Qu’est-ce qui attend le prince Andrew, visé par une plainte pour agressions sexuelles ?

Le prince Andrew à Windsor le 11 avril 2021 et Virginia Giuffre à New York le 22 octobre 2019. (Pool/AFP/Archives)

Le prince britannique Andrew, embarrassé depuis des années par ses liens avec le sulfureux financier Jeffrey Epstein, a échoué ce mercredi à faire rejeter la plainte au civil d’une femme américaine pour agressions sexuelles en 2001, alors qu’elle avait 17 ans.

Qu’est-ce qui attend le prince Andrew après le rejet par la justice à New York de son recours contre la plainte civile d’une Américaine qui l’accuse d’agressions sexuelles en 2001, quand elle avait 17 ans ? Pour des juristes interrogés par l’AFP, si le second fils de la reine Elizabeth II ne trouve pas d’accord financier avec la plaignante, Virginia Giuffre, 38 ans, il sera jugé au civil avec un risque infime pour lui d’un procès pénal.

Peut-il faire appel ?

Oui. A la suite de la décision rendue publique mercredi du juge du tribunal fédéral de Manhattan Lewis Kaplan, les avocats du prince britannique peuvent interjeter appel. Ils ont même en théorie la possibilité de se pourvoir devant la Cour suprême des États-Unis, mais des experts doutent que la procédure aille jusque-là.

Quel procès civil?

Si tous les recours d’Andrew contre la plainte de Virginia Giuffre échouent, un procès au civil pourrait se tenir « entre septembre et décembre » de cette année, avait dit à l’automne 2021 le juge Kaplan. Dans ce cas, le duc d’York, qui rejette « catégoriquement » les accusations de Mme Giuffre, devra faire une déposition sous serment dans le cabinet d’un avocat, probablement au Royaume-Uni, et répondre aux questions de conseils américains de la plaignante.

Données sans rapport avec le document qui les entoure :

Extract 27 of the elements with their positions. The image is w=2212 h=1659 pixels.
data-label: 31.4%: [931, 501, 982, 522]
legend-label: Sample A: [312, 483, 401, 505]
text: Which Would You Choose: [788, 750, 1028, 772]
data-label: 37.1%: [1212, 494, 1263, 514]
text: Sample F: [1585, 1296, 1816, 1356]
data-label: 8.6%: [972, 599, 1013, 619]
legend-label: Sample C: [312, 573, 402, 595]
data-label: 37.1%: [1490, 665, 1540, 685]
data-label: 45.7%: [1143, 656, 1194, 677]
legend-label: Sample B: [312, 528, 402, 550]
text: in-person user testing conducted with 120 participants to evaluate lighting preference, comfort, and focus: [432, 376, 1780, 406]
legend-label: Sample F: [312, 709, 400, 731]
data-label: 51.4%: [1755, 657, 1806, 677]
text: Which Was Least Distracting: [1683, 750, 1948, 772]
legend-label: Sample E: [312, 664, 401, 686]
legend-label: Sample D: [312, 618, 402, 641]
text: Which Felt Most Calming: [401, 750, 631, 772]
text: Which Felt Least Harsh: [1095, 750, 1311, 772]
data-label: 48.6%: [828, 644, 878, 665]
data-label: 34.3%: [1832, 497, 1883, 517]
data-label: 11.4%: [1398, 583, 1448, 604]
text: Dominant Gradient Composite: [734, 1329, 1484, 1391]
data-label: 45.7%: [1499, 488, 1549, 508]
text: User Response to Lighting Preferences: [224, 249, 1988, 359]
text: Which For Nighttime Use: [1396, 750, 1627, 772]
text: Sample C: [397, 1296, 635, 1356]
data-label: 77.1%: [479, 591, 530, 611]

« C’est un cadre moins formel qu’un tribunal mais cela peut être très long, durer des heures et être assez agressif », explique à l’AFP un ancien procureur, Bennett Gershman.

Les réponses du prince seraient ensuite soumises comme preuves devant un jury d’un procès civil chargé de statuer sur un dédommagement financier pour la plaignante. « S’il ne comparaît pas, il sera jugé par défaut et le jugement lui sera défavorable », prévient également l’avocat new-yorkais Richard Signorelli.

Andrew peut-il être poursuivi au pénal ?

La plainte que Virginia Giuffre a déposée à New York en août 2021 pour « agressions sexuelles » qui auraient été perpétrées en 2001 à Londres, New York et aux îles Vierges américaines – des résidences des prédateurs sexuels Jeffrey Epstein et Ghislaine Maxwell, couple d’amis du prince – ne peut pas être convertie en poursuites pénales pour crimes sexuels.

Mais rien n’empêche à l’avenir des procureurs américains d’engager des poursuites pénales contre Andrew s’ils estiment qu’il a effectivement pu commettre un crime.

Reste que pour l’ancien procureur Roger Canaff, d’éventuelles poursuites au pénal pour « agressions sexuelles » n’auraient pas de « base juridique » pour la justice fédérale américaine et seraient prescrites à l’échelon de l’État de New York. En outre, même si le prince royal britannique ne bénéficierait pas d’immunité diplomatique, selon la presse, des juristes américains estiment qu’il serait très difficile de le faire extrader vers les États-Unis pour qu’il y soit éventuellement jugé.